Well its not only that. You can even get the source code and change the price of the product and shipping fees. And sometimes it can go unnoticed.


----------



## qnerve (Dec 12, 2007)

90chevytruck said:


> Well its not only that. You can even get the source code and change the price of the product and shipping fees. And sometimes it can go unnoticed.


That software program to generate paypal buttons used to be at snapfiles.com under freeware. I was actualy looking for it again the other day lol.

About the source code. The only way they can change shipping costs and cost of digital sales is by getting into your server account which they need your password to do (where your website is editable). It's doable yes, but only with that password. The only thing they can do with your paypal button source code is see what it says.
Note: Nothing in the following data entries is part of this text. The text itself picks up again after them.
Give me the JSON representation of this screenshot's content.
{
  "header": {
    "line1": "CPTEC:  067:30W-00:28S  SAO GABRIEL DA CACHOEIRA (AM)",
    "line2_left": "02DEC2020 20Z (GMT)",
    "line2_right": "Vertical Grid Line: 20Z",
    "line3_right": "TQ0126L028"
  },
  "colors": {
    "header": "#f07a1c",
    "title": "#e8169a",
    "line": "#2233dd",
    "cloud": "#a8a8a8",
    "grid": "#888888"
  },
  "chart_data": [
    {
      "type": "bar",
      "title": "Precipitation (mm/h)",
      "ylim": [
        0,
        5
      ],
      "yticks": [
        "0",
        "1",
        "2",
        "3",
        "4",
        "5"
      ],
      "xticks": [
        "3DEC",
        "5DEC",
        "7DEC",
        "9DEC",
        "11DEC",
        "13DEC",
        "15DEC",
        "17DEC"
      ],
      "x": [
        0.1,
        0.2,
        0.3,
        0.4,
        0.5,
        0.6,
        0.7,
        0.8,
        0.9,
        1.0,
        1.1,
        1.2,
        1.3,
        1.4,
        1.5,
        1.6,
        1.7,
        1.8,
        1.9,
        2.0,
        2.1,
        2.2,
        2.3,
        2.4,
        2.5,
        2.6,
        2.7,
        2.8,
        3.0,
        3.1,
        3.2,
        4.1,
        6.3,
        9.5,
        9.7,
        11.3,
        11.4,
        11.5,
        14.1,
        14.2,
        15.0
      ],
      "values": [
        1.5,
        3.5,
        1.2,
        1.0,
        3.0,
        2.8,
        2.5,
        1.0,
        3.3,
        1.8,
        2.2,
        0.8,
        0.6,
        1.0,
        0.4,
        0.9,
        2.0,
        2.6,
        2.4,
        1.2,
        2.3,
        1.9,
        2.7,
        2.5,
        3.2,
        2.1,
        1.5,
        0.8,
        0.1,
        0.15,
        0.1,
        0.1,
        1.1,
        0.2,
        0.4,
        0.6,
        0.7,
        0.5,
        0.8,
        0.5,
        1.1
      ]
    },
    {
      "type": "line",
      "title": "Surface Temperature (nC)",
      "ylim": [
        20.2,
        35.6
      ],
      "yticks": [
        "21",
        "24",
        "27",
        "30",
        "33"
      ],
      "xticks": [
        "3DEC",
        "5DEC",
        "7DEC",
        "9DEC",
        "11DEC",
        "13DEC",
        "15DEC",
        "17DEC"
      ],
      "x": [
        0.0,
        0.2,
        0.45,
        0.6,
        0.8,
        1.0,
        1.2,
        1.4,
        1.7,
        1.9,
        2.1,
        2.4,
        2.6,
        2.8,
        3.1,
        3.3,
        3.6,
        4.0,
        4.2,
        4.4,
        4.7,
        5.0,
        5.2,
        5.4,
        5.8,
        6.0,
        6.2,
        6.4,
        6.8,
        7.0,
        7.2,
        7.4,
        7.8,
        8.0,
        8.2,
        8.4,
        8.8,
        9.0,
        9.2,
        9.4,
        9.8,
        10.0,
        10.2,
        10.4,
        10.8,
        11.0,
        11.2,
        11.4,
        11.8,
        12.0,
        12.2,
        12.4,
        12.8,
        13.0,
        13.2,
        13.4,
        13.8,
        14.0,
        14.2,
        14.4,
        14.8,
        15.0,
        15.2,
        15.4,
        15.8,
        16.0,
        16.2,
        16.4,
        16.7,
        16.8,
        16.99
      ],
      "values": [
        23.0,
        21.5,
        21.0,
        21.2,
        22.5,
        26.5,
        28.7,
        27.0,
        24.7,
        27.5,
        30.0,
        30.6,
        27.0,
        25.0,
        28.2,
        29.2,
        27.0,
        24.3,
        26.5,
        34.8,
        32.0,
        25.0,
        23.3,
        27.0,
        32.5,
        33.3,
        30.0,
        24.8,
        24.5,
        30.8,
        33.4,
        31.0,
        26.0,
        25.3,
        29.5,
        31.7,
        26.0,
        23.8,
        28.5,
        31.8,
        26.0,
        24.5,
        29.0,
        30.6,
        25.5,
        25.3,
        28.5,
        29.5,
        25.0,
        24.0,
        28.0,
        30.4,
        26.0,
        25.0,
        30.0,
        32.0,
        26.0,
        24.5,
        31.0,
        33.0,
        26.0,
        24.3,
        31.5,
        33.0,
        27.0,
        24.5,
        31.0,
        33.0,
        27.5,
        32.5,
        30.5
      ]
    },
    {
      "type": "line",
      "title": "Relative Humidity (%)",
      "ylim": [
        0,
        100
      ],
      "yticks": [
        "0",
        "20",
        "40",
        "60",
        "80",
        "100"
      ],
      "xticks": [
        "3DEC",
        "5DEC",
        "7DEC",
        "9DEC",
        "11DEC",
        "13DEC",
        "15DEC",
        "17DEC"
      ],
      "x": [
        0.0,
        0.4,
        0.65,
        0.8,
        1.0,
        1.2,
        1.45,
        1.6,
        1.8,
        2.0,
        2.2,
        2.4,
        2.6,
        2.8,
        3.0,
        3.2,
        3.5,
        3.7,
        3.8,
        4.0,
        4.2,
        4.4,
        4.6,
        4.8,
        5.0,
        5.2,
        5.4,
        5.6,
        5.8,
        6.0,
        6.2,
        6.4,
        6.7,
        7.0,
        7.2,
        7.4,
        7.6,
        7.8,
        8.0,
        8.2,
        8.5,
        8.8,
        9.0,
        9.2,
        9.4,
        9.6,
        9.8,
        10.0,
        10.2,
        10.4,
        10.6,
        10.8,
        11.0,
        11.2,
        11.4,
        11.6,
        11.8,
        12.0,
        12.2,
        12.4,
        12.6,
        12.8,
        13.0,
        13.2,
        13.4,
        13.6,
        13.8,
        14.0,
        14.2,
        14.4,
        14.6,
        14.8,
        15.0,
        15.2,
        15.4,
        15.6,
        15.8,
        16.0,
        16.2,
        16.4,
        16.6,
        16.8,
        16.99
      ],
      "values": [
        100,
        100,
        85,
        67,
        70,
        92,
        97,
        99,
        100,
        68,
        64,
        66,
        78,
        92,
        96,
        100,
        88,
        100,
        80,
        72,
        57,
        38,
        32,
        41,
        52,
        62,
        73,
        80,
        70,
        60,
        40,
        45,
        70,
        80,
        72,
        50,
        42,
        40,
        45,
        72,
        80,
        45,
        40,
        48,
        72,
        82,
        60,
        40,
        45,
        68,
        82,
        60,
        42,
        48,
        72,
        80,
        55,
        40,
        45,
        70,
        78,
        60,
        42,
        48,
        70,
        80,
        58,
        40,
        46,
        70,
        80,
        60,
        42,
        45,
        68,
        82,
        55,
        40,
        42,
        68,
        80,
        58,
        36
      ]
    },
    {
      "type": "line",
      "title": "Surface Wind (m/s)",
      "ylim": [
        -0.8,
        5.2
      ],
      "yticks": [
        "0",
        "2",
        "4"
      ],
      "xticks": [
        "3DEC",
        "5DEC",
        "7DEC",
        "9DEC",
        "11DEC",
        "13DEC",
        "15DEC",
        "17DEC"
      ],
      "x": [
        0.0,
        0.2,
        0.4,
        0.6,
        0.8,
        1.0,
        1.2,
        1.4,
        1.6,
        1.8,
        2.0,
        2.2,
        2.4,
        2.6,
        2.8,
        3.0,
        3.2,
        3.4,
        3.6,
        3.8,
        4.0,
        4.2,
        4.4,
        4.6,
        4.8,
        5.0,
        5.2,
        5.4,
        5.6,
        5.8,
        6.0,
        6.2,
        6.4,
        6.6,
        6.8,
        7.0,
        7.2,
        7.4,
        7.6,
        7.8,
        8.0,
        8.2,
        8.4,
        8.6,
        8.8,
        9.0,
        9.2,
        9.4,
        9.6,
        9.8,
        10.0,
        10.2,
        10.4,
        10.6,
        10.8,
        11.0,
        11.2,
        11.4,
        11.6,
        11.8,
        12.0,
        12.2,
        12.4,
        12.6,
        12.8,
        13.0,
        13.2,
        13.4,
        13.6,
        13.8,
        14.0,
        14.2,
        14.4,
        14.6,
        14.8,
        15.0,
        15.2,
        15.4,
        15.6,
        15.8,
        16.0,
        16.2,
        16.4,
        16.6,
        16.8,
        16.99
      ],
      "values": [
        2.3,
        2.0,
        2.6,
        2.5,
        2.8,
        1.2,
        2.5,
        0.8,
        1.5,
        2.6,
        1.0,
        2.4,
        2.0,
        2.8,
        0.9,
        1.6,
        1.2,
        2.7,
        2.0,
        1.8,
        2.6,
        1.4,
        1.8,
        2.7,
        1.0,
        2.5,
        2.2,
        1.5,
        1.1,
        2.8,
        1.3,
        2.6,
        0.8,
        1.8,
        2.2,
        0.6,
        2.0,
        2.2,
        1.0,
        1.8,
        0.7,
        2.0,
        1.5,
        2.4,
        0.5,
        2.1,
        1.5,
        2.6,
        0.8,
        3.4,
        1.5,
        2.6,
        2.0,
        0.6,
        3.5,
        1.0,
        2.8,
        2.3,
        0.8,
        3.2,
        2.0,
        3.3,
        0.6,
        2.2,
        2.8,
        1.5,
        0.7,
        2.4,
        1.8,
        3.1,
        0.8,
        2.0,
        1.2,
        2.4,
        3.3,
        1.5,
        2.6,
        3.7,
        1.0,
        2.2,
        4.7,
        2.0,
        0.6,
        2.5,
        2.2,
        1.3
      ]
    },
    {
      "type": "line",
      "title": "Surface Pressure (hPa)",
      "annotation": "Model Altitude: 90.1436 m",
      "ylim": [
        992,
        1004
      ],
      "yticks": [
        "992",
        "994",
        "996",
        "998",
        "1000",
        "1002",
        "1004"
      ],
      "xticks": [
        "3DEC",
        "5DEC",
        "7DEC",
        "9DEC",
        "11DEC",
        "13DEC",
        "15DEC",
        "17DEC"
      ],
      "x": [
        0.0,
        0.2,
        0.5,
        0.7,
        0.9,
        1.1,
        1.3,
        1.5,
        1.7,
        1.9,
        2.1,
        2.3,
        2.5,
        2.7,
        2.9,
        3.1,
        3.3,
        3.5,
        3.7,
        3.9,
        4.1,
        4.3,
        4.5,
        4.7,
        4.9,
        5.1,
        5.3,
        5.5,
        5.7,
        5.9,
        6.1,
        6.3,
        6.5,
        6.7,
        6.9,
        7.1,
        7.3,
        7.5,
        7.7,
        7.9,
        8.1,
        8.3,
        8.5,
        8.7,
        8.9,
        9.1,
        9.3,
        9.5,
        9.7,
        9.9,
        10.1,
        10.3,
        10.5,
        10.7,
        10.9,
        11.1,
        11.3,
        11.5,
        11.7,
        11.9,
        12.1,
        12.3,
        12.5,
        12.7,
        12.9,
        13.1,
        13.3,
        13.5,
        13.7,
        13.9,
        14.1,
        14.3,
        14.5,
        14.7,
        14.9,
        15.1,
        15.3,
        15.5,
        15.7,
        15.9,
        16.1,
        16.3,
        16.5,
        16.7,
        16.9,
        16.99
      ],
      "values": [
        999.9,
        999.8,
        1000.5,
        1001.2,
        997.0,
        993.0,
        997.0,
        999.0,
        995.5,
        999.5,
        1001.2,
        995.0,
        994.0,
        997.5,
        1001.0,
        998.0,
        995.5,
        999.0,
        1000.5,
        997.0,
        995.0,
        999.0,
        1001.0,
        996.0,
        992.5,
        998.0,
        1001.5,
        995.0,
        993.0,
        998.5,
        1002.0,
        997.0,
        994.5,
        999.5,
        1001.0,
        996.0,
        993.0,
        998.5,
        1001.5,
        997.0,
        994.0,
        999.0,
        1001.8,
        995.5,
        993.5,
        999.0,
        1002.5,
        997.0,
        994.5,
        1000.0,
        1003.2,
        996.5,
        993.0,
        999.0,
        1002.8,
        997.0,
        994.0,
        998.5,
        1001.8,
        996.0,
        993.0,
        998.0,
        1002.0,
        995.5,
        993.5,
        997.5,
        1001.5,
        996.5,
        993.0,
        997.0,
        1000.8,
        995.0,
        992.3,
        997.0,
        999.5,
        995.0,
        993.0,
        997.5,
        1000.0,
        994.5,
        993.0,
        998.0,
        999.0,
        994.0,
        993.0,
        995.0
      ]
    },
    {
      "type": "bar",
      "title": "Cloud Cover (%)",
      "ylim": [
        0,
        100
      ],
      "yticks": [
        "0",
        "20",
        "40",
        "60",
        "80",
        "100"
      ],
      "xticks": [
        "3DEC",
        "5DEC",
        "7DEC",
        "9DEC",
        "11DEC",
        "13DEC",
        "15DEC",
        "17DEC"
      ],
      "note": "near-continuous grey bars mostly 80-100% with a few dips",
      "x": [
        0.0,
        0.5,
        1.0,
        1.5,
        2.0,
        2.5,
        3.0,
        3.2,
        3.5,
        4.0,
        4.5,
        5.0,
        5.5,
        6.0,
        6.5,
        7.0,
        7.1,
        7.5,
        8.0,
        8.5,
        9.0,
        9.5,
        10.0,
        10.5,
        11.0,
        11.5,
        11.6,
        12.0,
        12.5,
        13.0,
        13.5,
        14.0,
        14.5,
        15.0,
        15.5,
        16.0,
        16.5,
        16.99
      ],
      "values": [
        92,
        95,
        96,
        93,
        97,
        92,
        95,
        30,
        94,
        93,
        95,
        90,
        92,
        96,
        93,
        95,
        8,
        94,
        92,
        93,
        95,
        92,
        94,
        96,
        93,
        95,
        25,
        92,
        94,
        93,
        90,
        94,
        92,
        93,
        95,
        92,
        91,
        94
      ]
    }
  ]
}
Even if they alter it, they can't save it until they get into your server.


----------



## qnerve (Dec 12, 2007)

Here's some links to free ones:
Paypal Button Generator

Download Encrypted Button Generator for PayPal 2.3.5 - Easily create & encrypt the code for PayPal Web Accept buttons - Softpedia

(qnerve is in no way affiliated (whatever that means) with these links)


----------